Between August and December 2020, FDA and multiple state and federal partners investigated an outbreak of E. coli O157:H7 illnesses associated with eating leafy greens. 40 illnesses across 19 states were reported, including 20 hospitalizations and 4 cases of hemolytic uremic syndrome, a type of kidney failure.
During the investigation, the outbreak was linked via whole-genome sequencing to outbreaks from California's Central Coast growing areas. FDA was able to narrow the investigation to fields in the Salinas Valley-growing area. FDA, in collaboration with California state partners, investigated a few farms with fields links through traceback; FDA identified the outbreak strain in one cattle feces composite sample taken along a roadside approximately 1.3 miles upslope from a produce farm with multiple fields linked to the outbreak.
In addition, several other samples tested positive for other STEC strains, including E. coli O157:H7.
No direct source or route of contamination was identified, but the investigation provided insights into possible sources of contamination, including livestock activities on adjacent land.
FDA analyzed outbreaks starting in 2017 in light of this investigation's findings and found three key trends: a reoccurring strain of E. coli O157:H7, a reoccurring region, and reoccurring concerns with the potential impacts of adjacent lands.

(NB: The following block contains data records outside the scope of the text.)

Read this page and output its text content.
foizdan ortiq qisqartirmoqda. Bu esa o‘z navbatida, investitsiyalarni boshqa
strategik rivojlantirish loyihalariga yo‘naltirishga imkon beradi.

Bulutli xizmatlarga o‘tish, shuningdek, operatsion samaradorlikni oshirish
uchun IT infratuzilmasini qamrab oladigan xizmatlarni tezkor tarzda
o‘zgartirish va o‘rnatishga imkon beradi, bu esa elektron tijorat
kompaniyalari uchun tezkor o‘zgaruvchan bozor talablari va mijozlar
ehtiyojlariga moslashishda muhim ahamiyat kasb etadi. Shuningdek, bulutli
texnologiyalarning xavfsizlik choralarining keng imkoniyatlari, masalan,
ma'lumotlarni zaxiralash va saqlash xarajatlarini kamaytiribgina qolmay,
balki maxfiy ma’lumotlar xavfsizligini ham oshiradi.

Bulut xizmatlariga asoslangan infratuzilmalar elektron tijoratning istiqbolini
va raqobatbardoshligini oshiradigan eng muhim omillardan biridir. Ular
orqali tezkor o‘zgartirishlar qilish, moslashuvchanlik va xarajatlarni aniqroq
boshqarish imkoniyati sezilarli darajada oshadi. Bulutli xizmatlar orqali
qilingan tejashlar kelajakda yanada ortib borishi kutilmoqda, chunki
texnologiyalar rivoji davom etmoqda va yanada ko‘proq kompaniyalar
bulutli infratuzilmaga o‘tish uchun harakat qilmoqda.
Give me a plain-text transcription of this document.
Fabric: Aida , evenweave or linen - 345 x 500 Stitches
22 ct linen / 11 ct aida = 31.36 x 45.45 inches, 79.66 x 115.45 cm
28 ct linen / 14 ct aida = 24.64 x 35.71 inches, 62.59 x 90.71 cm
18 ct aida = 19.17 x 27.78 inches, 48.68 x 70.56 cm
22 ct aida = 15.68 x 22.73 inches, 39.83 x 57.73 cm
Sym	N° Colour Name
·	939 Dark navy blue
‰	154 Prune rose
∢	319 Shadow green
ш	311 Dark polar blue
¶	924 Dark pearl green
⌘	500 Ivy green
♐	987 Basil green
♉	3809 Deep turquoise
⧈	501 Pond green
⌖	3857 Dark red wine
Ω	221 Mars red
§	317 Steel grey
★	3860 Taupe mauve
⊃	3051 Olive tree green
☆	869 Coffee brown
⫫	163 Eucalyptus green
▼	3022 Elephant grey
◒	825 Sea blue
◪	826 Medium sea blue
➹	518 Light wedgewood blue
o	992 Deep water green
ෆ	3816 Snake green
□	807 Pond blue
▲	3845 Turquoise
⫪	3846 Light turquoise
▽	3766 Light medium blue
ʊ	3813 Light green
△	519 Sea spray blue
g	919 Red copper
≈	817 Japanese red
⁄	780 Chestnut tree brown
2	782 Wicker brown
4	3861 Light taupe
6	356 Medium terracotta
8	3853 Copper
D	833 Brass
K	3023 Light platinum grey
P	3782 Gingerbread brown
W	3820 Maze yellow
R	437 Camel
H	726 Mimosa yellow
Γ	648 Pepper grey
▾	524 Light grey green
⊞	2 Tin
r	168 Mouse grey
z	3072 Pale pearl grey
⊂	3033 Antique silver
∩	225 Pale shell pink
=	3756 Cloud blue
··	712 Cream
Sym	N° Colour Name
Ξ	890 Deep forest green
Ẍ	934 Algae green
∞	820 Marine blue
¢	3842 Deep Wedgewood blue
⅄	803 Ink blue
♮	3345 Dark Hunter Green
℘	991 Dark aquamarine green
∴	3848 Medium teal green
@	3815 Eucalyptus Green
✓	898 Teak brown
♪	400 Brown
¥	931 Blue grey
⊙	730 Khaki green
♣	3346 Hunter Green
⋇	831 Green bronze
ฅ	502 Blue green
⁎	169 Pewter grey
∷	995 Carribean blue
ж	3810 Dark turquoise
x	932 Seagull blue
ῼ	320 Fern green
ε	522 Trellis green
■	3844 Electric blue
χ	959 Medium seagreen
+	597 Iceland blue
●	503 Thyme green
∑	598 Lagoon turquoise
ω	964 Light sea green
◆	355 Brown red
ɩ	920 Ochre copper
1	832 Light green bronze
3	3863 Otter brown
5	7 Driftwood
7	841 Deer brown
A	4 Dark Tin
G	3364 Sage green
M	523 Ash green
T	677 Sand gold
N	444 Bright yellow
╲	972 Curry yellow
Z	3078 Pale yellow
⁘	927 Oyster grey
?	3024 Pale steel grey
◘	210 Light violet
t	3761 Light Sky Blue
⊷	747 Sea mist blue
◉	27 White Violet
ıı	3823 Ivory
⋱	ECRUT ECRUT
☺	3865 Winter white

FDA recommends that the agricultural community in the California Central Coast growing region should work to identify where the reoccurring strain of E. coli persists, and the likely routes of leafy green contamination with STECs. Producers from the Central Coast of California growing region are encouraged to participate in the California Longitudinal Study, and in the locally led, locally convened California Agricultural Neighbors workgroup.
FDA also recommends that growers should implement industry-led root cause analyses to determine how the contamination likely occurred and then implement appropriate prevention and verification measures.